7. The Simpsons – “Simpsons Roasting on an Open Fire” (1989)

Photo: 20th Television

On the air for an astounding 28 seasons and counting, it is hard to imagine what life was like before The Simpsons. Though Bart and company were first unveiled to the world in short interstitials during Fox’s The Tracy Ullman Show, most of the world remembers their origin as “Simpsons Roasting on an Open Fire.” Their first full length episode aired as a Christmas special — the only one to ever premiere in the 1980s. Its premise is a familiar one — Christmas is threatened because of lack of money, partly due to an unplanned tattoo removal, and it is Homer who has to figure out how to make it all right. Hilarious and heartfelt, this was the perfect introduction to a family who would become a part of our own households, and notable for the addition of Santa’s Little Helper into a brood that would soon become a phenomenon.

6. Mickey’s Christmas Carol (1983)

Photo: Buena Vista Distribution

Playing Scrooge in his own version of the Charles Dickens classic, the beloved, sight-challenged gentleman was not only the earliest cartoon character to do so, but Mr. Magoo’s Christmas Carol became the first animated made-for-TV special ever.
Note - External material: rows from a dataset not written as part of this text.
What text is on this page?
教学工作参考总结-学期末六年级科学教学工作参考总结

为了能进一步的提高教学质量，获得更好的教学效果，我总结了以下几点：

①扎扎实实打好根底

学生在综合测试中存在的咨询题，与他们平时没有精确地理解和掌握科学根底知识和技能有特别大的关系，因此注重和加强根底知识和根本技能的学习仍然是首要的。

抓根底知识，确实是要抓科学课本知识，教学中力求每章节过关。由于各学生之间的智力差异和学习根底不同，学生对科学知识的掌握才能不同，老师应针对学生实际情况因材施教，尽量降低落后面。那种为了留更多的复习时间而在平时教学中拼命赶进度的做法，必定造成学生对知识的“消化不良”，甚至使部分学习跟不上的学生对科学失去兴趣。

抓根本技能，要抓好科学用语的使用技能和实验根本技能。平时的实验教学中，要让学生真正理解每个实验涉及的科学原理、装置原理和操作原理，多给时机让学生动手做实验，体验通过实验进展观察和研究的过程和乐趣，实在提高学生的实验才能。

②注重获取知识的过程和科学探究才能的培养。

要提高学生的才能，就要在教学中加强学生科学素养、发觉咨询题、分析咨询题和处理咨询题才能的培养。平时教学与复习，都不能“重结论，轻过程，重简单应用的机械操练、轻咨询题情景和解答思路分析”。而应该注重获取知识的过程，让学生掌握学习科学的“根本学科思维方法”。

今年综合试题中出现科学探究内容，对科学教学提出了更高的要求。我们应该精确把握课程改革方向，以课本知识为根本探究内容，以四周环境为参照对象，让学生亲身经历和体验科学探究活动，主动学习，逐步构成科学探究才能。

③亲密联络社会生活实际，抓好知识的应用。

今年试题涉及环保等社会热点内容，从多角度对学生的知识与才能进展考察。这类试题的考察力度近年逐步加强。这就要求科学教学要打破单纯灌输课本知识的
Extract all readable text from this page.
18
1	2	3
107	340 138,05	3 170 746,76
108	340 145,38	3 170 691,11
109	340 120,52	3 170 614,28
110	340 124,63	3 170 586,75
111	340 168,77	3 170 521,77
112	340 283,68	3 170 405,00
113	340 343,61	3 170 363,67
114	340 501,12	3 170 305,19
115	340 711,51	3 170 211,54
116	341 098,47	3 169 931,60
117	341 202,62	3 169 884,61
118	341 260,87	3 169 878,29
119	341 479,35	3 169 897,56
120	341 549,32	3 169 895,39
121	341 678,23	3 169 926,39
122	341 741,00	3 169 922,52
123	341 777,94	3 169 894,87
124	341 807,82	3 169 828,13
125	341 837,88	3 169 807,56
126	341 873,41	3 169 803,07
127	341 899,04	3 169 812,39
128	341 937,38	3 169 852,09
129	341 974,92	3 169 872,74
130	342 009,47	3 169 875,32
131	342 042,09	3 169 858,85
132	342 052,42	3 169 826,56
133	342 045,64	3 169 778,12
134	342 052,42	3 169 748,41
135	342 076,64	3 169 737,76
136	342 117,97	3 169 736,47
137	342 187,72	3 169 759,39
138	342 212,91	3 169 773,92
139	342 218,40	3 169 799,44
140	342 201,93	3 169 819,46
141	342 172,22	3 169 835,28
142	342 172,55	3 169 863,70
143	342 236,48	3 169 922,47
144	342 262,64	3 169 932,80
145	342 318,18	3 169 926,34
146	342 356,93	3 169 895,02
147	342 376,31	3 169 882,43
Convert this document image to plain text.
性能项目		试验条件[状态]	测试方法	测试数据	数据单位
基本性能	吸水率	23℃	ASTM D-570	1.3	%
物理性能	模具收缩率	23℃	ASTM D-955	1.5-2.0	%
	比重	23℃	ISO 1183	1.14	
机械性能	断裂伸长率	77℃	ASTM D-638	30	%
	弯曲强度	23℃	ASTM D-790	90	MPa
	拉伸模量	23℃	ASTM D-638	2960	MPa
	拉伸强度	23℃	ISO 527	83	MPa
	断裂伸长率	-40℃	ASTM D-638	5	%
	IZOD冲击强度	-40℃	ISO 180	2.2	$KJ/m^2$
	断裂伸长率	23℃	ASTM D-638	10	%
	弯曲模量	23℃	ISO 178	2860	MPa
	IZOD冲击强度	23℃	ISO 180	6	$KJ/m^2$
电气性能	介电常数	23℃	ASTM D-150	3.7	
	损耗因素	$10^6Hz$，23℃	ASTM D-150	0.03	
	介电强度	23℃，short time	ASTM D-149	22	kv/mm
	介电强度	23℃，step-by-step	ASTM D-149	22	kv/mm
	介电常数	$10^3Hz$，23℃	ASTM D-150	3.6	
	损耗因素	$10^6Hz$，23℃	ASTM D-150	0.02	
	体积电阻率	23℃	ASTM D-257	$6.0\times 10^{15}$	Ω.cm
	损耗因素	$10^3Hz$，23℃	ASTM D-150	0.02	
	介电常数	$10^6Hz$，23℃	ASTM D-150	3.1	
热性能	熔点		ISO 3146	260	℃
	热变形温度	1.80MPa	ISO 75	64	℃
A Christmas Carol soon became a template for any and every cartoon franchise to eventually step into, but the cream of this crop was most definitely Mickey’s Christmas Carol featuring Scrooge McDuck in a role he was literally born to play. Though this short was originally released theatrically to accompany The Rescuers in 1983, it found a home on TV the next year and stayed in heavy rotation thereafter. Scrooge’s transformation from miser to altruist is as captivating as any live-action production of this well-known tale, and with all our favorite Disney characters rounding out the cast in parts both large and small, it is no wonder this version is the fairest of them all.

Also: The 10 Craziest Christmas Crimes

5. Frosty the Snowman (1969)

A disloyal rabbit, a magic hat, and two eyes made out of coal are all part of another Rankin/Bass animated special on our list. But instead of employing their trademark Animagic, this one was traditionally drawn with the specific intention of resembling a Christmas card. Frosty the Snowman tells the simple story of a snowman brought to life by a magician’s wayward hat, the dastardly magician who wants it back, and the children who will go as far as needed to bring their new friend to safety, even if that’s all the way to the North Pole. Joyous and bright like the song itself, Frosty still manages to pull off the suspense of pursuit and is well-remembered for an ending that can make grown men — even the burliest of them — cry.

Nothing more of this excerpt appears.